The first meat recipes are, happily, for burgers and chile cheese dogs, but there is prime rib there eventually. Beyond beef, you’ll find very British recipes like:
Grilled Lamb Chops with Mint and Caper Sauce
Roast Chicken with Bacon Scotch Eggs [pictured below]
Other recipes, featuring ingredients or combinations Americans might not recognize, including:
Grilled Clams in Bacon Bone Broth
Duck Fat Roast Potatoes
Salt-Baked Beets with Childwickbury Goat’s Cheese
Sticky Toffee Pudding
Apple Pie with Tom and Jerry Custard
Poor Knights of Windsor: Brioche, Custard and Caramelized Apples
Marmalade Cocktail: jam, gin, Campari and lemon juice
London Stout Float: Guinness, vanilla ice cream, and blackberry syrup
Sometimes a British recipe can have a name that gives you no clue of what the devil it might be. That Poor Knights of Windsor dessert is a perfect example. Some “common” recipes, like apple pie, can be elevated with custard, but not just any custard. No, it’s Tom and Jerry Custard.

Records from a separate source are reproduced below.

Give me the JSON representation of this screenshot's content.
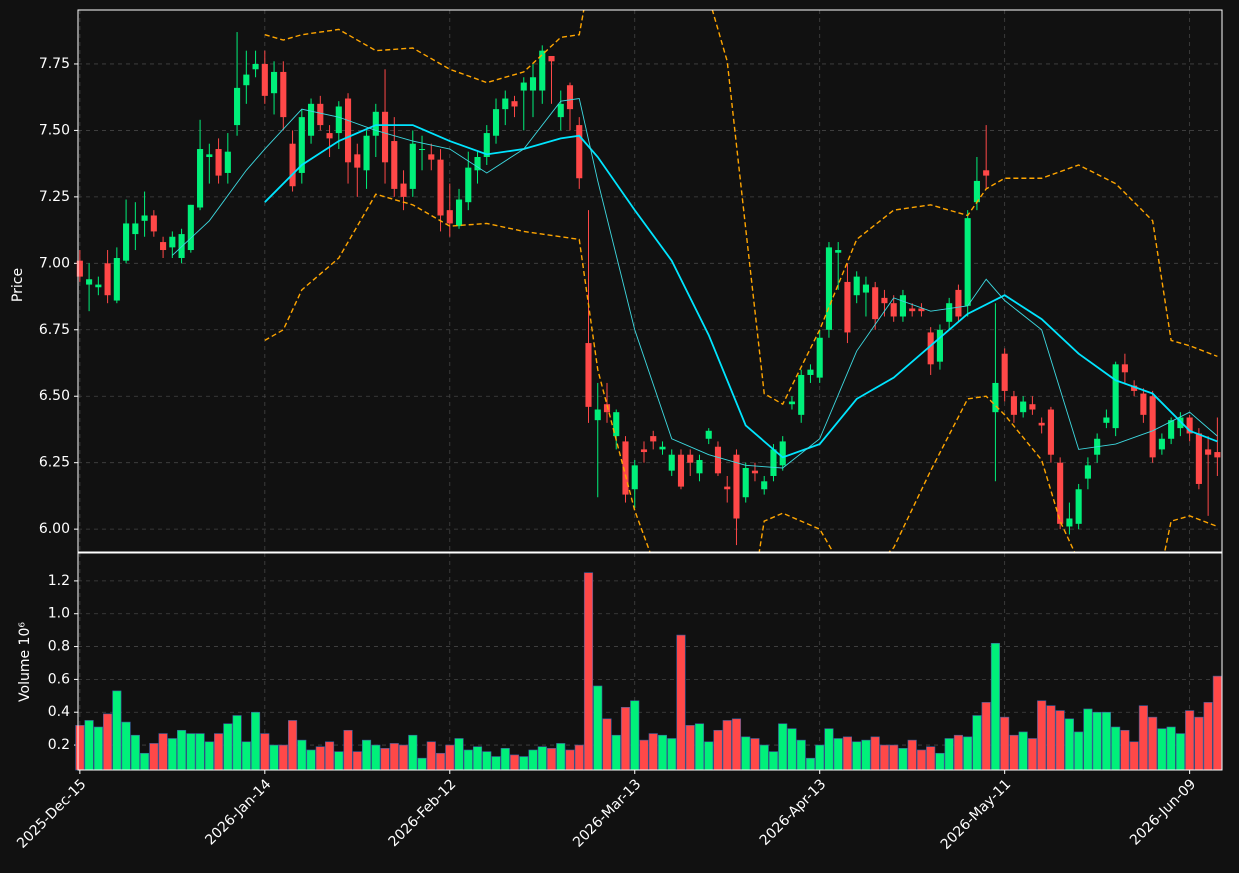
{
  "chart_data": {
    "type": "candlestick",
    "ylabel": "Price",
    "xlim": [
      -0.2,
      123.5
    ],
    "xticks": [
      {
        "value": 0,
        "label": "2025-Dec-15"
      },
      {
        "value": 20,
        "label": "2026-Jan-14"
      },
      {
        "value": 40,
        "label": "2026-Feb-12"
      },
      {
        "value": 60,
        "label": "2026-Mar-13"
      },
      {
        "value": 80,
        "label": "2026-Apr-13"
      },
      {
        "value": 100,
        "label": "2026-May-11"
      },
      {
        "value": 120,
        "label": "2026-Jun-09"
      }
    ],
    "ylim": [
      5.914,
      7.953
    ],
    "yticks": [
      {
        "value": 6.0,
        "label": "6.00"
      },
      {
        "value": 6.25,
        "label": "6.25"
      },
      {
        "value": 6.5,
        "label": "6.50"
      },
      {
        "value": 6.75,
        "label": "6.75"
      },
      {
        "value": 7.0,
        "label": "7.00"
      },
      {
        "value": 7.25,
        "label": "7.25"
      },
      {
        "value": 7.5,
        "label": "7.50"
      },
      {
        "value": 7.75,
        "label": "7.75"
      }
    ],
    "grid": true,
    "up_color": "#00f07a",
    "down_color": "#ff4848",
    "open": [
      7.01,
      6.92,
      6.91,
      7.0,
      6.86,
      7.01,
      7.11,
      7.16,
      7.18,
      7.08,
      7.06,
      7.02,
      7.05,
      7.21,
      7.4,
      7.43,
      7.34,
      7.52,
      7.67,
      7.73,
      7.75,
      7.64,
      7.72,
      7.45,
      7.34,
      7.48,
      7.6,
      7.49,
      7.49,
      7.62,
      7.41,
      7.35,
      7.48,
      7.57,
      7.46,
      7.3,
      7.28,
      7.43,
      7.41,
      7.39,
      7.2,
      7.14,
      7.23,
      7.35,
      7.4,
      7.48,
      7.58,
      7.61,
      7.65,
      7.65,
      7.65,
      7.78,
      7.55,
      7.67,
      7.52,
      6.7,
      6.41,
      6.47,
      6.35,
      6.33,
      6.15,
      6.3,
      6.35,
      6.3,
      6.22,
      6.28,
      6.28,
      6.21,
      6.34,
      6.31,
      6.16,
      6.28,
      6.12,
      6.22,
      6.15,
      6.2,
      6.24,
      6.47,
      6.43,
      6.58,
      6.57,
      6.75,
      7.04,
      6.93,
      6.88,
      6.89,
      6.91,
      6.87,
      6.85,
      6.8,
      6.83,
      6.83,
      6.74,
      6.63,
      6.78,
      6.9,
      6.84,
      7.23,
      7.35,
      6.44,
      6.66,
      6.5,
      6.44,
      6.47,
      6.4,
      6.45,
      6.25,
      6.01,
      6.02,
      6.19,
      6.28,
      6.4,
      6.38,
      6.62,
      6.54,
      6.51,
      6.5,
      6.3,
      6.34,
      6.38,
      6.42,
      6.36,
      6.3,
      6.29
    ],
    "high": [
      7.05,
      7.0,
      6.95,
      7.05,
      7.06,
      7.24,
      7.23,
      7.27,
      7.2,
      7.1,
      7.12,
      7.13,
      7.22,
      7.54,
      7.45,
      7.47,
      7.49,
      7.87,
      7.8,
      7.8,
      7.8,
      7.76,
      7.76,
      7.5,
      7.58,
      7.62,
      7.63,
      7.52,
      7.61,
      7.64,
      7.45,
      7.5,
      7.6,
      7.73,
      7.55,
      7.35,
      7.5,
      7.48,
      7.45,
      7.43,
      7.3,
      7.28,
      7.42,
      7.42,
      7.52,
      7.62,
      7.65,
      7.63,
      7.7,
      7.75,
      7.82,
      7.78,
      7.65,
      7.68,
      7.55,
      7.2,
      6.55,
      6.55,
      6.45,
      6.35,
      6.26,
      6.33,
      6.37,
      6.33,
      6.3,
      6.3,
      6.3,
      6.28,
      6.38,
      6.33,
      6.2,
      6.3,
      6.25,
      6.25,
      6.2,
      6.32,
      6.35,
      6.5,
      6.6,
      6.62,
      6.75,
      7.08,
      7.08,
      7.0,
      6.97,
      6.95,
      6.93,
      6.9,
      6.88,
      6.9,
      6.85,
      6.85,
      6.76,
      6.77,
      6.87,
      6.92,
      7.2,
      7.4,
      7.52,
      6.85,
      6.68,
      6.52,
      6.5,
      6.5,
      6.42,
      6.46,
      6.27,
      6.1,
      6.17,
      6.27,
      6.36,
      6.45,
      6.63,
      6.66,
      6.56,
      6.53,
      6.52,
      6.36,
      6.42,
      6.44,
      6.43,
      6.38,
      6.35,
      6.42
    ],
    "low": [
      6.93,
      6.82,
      6.88,
      6.85,
      6.85,
      7.0,
      7.05,
      7.1,
      7.1,
      7.02,
      7.02,
      7.0,
      7.04,
      7.2,
      7.3,
      7.3,
      7.3,
      7.48,
      7.6,
      7.7,
      7.6,
      7.56,
      7.5,
      7.27,
      7.3,
      7.45,
      7.5,
      7.4,
      7.43,
      7.3,
      7.25,
      7.28,
      7.4,
      7.3,
      7.25,
      7.2,
      7.25,
      7.35,
      7.35,
      7.12,
      7.1,
      7.13,
      7.2,
      7.3,
      7.37,
      7.45,
      7.52,
      7.55,
      7.5,
      7.55,
      7.6,
      7.6,
      7.5,
      7.5,
      7.28,
      6.4,
      6.12,
      6.4,
      6.3,
      6.1,
      6.08,
      6.25,
      6.3,
      6.28,
      6.2,
      6.15,
      6.2,
      6.18,
      6.32,
      6.2,
      6.1,
      5.94,
      6.1,
      6.18,
      6.13,
      6.18,
      6.22,
      6.45,
      6.4,
      6.55,
      6.55,
      6.72,
      6.9,
      6.7,
      6.85,
      6.8,
      6.75,
      6.8,
      6.78,
      6.78,
      6.8,
      6.8,
      6.58,
      6.6,
      6.75,
      6.78,
      6.8,
      7.2,
      7.28,
      6.18,
      6.48,
      6.4,
      6.42,
      6.43,
      6.36,
      6.25,
      6.0,
      5.98,
      6.0,
      6.15,
      6.25,
      6.38,
      6.35,
      6.55,
      6.5,
      6.4,
      6.25,
      6.28,
      6.32,
      6.35,
      6.33,
      6.15,
      6.05,
      6.2
    ],
    "close": [
      6.95,
      6.94,
      6.92,
      6.88,
      7.02,
      7.15,
      7.15,
      7.18,
      7.12,
      7.05,
      7.1,
      7.11,
      7.22,
      7.43,
      7.41,
      7.33,
      7.42,
      7.66,
      7.71,
      7.75,
      7.63,
      7.72,
      7.55,
      7.29,
      7.55,
      7.6,
      7.52,
      7.47,
      7.59,
      7.38,
      7.36,
      7.48,
      7.57,
      7.38,
      7.28,
      7.25,
      7.45,
      7.43,
      7.39,
      7.18,
      7.15,
      7.24,
      7.36,
      7.4,
      7.49,
      7.58,
      7.62,
      7.59,
      7.68,
      7.7,
      7.8,
      7.76,
      7.6,
      7.58,
      7.32,
      6.46,
      6.45,
      6.44,
      6.44,
      6.13,
      6.24,
      6.29,
      6.33,
      6.31,
      6.28,
      6.16,
      6.25,
      6.26,
      6.37,
      6.21,
      6.15,
      6.04,
      6.23,
      6.21,
      6.18,
      6.3,
      6.33,
      6.48,
      6.58,
      6.6,
      6.72,
      7.06,
      7.05,
      6.74,
      6.95,
      6.92,
      6.79,
      6.85,
      6.8,
      6.88,
      6.82,
      6.82,
      6.62,
      6.75,
      6.85,
      6.8,
      7.17,
      7.31,
      7.33,
      6.55,
      6.52,
      6.43,
      6.48,
      6.45,
      6.39,
      6.28,
      6.02,
      6.04,
      6.15,
      6.24,
      6.34,
      6.42,
      6.62,
      6.59,
      6.52,
      6.43,
      6.27,
      6.34,
      6.41,
      6.42,
      6.36,
      6.17,
      6.28,
      6.27
    ],
    "overlays": [
      {
        "color": "#00e5ff",
        "width": 1.8,
        "dash": false,
        "x": [
          20,
          24,
          28,
          32,
          36,
          40,
          44,
          48,
          52,
          54,
          56,
          60,
          64,
          68,
          72,
          76,
          80,
          84,
          88,
          92,
          96,
          100,
          104,
          108,
          112,
          116,
          120,
          123
        ],
        "values": [
          7.23,
          7.37,
          7.46,
          7.52,
          7.52,
          7.46,
          7.41,
          7.43,
          7.47,
          7.48,
          7.4,
          7.2,
          7.01,
          6.73,
          6.39,
          6.27,
          6.32,
          6.49,
          6.57,
          6.69,
          6.81,
          6.88,
          6.79,
          6.66,
          6.56,
          6.51,
          6.37,
          6.33
        ]
      },
      {
        "color": "#3dd9e0",
        "width": 0.9,
        "dash": false,
        "x": [
          10,
          14,
          18,
          20,
          24,
          28,
          32,
          36,
          40,
          44,
          48,
          52,
          54,
          56,
          60,
          64,
          68,
          72,
          76,
          80,
          84,
          88,
          92,
          96,
          98,
          100,
          104,
          108,
          112,
          116,
          120,
          123
        ],
        "values": [
          7.03,
          7.16,
          7.35,
          7.43,
          7.58,
          7.55,
          7.5,
          7.46,
          7.43,
          7.34,
          7.43,
          7.61,
          7.62,
          7.31,
          6.75,
          6.34,
          6.28,
          6.24,
          6.23,
          6.34,
          6.67,
          6.87,
          6.82,
          6.84,
          6.94,
          6.86,
          6.75,
          6.3,
          6.32,
          6.37,
          6.44,
          6.35
        ]
      },
      {
        "color": "#ffa500",
        "width": 1.4,
        "dash": true,
        "x": [
          20,
          22,
          24,
          28,
          32,
          36,
          40,
          44,
          48,
          52,
          54,
          55,
          56,
          60,
          64,
          68,
          70,
          72,
          74,
          76,
          80,
          84,
          88,
          92,
          96,
          98,
          100,
          104,
          108,
          112,
          116,
          118,
          120,
          123
        ],
        "values": [
          7.86,
          7.84,
          7.86,
          7.88,
          7.8,
          7.81,
          7.73,
          7.68,
          7.72,
          7.85,
          7.86,
          8.05,
          8.2,
          8.5,
          8.4,
          8.0,
          7.76,
          7.13,
          6.51,
          6.47,
          6.75,
          7.09,
          7.2,
          7.22,
          7.18,
          7.28,
          7.32,
          7.32,
          7.37,
          7.3,
          7.16,
          6.71,
          6.69,
          6.65
        ]
      },
      {
        "color": "#ffa500",
        "width": 1.4,
        "dash": true,
        "x": [
          20,
          22,
          24,
          28,
          32,
          36,
          40,
          44,
          48,
          52,
          54,
          56,
          60,
          62,
          64,
          68,
          72,
          74,
          76,
          80,
          82,
          84,
          88,
          92,
          96,
          98,
          100,
          104,
          106,
          108,
          112,
          116,
          118,
          120,
          123
        ],
        "values": [
          6.71,
          6.75,
          6.9,
          7.02,
          7.26,
          7.22,
          7.14,
          7.15,
          7.12,
          7.1,
          7.09,
          6.6,
          6.07,
          5.88,
          5.75,
          5.6,
          5.6,
          6.03,
          6.06,
          6.0,
          5.88,
          5.8,
          5.93,
          6.22,
          6.49,
          6.5,
          6.43,
          6.26,
          6.03,
          5.88,
          5.7,
          5.7,
          6.03,
          6.05,
          6.01
        ]
      }
    ],
    "volume": {
      "label": "Volume  10⁶",
      "ylim": [
        0.048,
        1.37
      ],
      "yticks": [
        0.2,
        0.4,
        0.6,
        0.8,
        {
          "value": 1.0,
          "label": "1.0"
        },
        1.2
      ],
      "values": [
        0.32,
        0.35,
        0.31,
        0.39,
        0.53,
        0.34,
        0.26,
        0.15,
        0.21,
        0.27,
        0.24,
        0.29,
        0.27,
        0.27,
        0.22,
        0.27,
        0.33,
        0.38,
        0.22,
        0.4,
        0.27,
        0.2,
        0.2,
        0.35,
        0.23,
        0.17,
        0.19,
        0.22,
        0.16,
        0.29,
        0.16,
        0.23,
        0.2,
        0.18,
        0.21,
        0.2,
        0.26,
        0.12,
        0.22,
        0.15,
        0.2,
        0.24,
        0.17,
        0.19,
        0.16,
        0.13,
        0.18,
        0.14,
        0.13,
        0.17,
        0.19,
        0.18,
        0.21,
        0.17,
        0.2,
        1.25,
        0.56,
        0.36,
        0.26,
        0.43,
        0.47,
        0.23,
        0.27,
        0.26,
        0.24,
        0.87,
        0.32,
        0.33,
        0.22,
        0.29,
        0.35,
        0.36,
        0.25,
        0.24,
        0.2,
        0.16,
        0.33,
        0.3,
        0.23,
        0.12,
        0.2,
        0.3,
        0.24,
        0.25,
        0.22,
        0.23,
        0.25,
        0.2,
        0.2,
        0.18,
        0.23,
        0.17,
        0.19,
        0.15,
        0.24,
        0.26,
        0.25,
        0.38,
        0.46,
        0.82,
        0.37,
        0.26,
        0.28,
        0.24,
        0.47,
        0.44,
        0.41,
        0.36,
        0.28,
        0.42,
        0.4,
        0.4,
        0.31,
        0.29,
        0.22,
        0.44,
        0.37,
        0.3,
        0.31,
        0.27,
        0.41,
        0.37,
        0.46,
        0.62
      ]
    }
  }
}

The cheese chapter is a masterpiece. Here you have a restaurant team with decades of experience sampling and employing the complex array of British cheeses. And, now you get their recommendations for the very best selections to be teamed with meats or with veggies, like those salt-baked beets.
This is far more than a cookbook. It’s a meat experience. Reading this serious book— and that might take you many hours of study — and you’ll find yourself far better educated to select, to cook, and ultimately to enjoy your beef. Or any of the other perfected dishes appearing here.
The Hawksmoor group has announced that they will be opening a USA version in The World Trade Center in New York City in late 2017. I won’t need that plane ticket now. And, in the meantime, I have this very interesting book. If you eat beef, it’s worth a visit.